Aku turut bahagia untuk sahabatku, rupanya Romi bisa membuatnya lupa akan cinta yang dahulu yang seakan tak bisa memisahkan dirinya dari Beni.

Dan sekarang dia bahagia, dan aku harap bayangan Beni akan menghilang secepatnya dari kenangan Adeline.

Adeline terus bercerita mengenai Romi yang kocak dengan tingkah aneh yang berbanding terbalik dengan imej nya sebagai ustadz muda. Jika diluaran rumah dia akan terlihat kaku dan pendiam, lain lagi jika di rumah, dia sudah seperti seorang anak kecil yang selalu gembira.

Apa mungkin lelaki yang akan dijodohkan denganku ini sama seperti Romi? Apa mungkin nantinya aku akan bahagia seperti Adeline dan selalu gembira dengan tingkah laku suaminya?
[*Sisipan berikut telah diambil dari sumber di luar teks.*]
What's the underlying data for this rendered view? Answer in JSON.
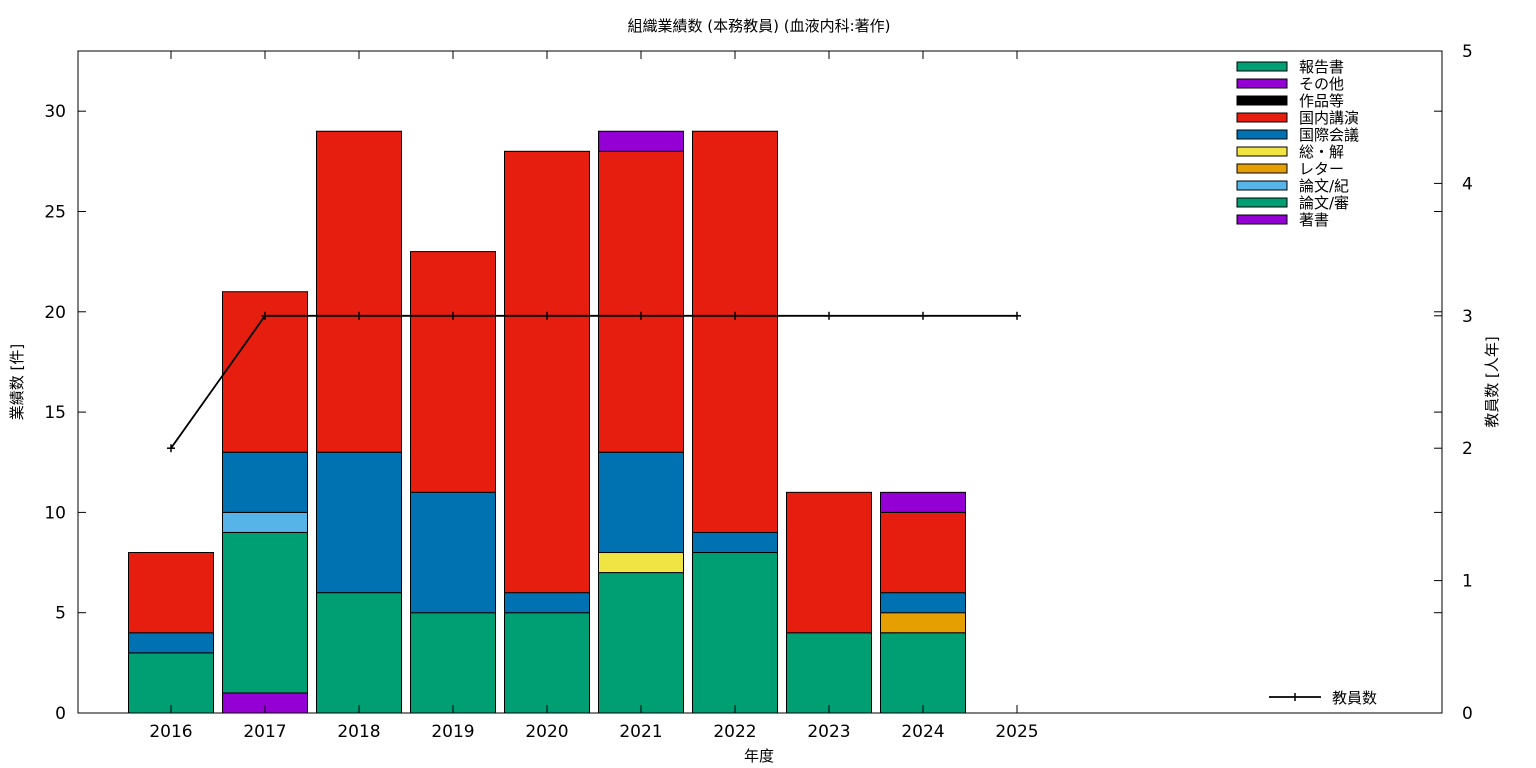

"Ibu harap dengan menikah kamu bisa menjadi wanita yang lebih bertanggung jawab ..."

Ibu, apa tidak bisa aku tidak menikah saja? Jika hanya untuk membuat kemandirian aku rasa bisa aku lakukan tanpa pasangan.

Dan ya, aku tak memerlukan lelaki hanya untuk menjadi wanita yang bertanggung jawab.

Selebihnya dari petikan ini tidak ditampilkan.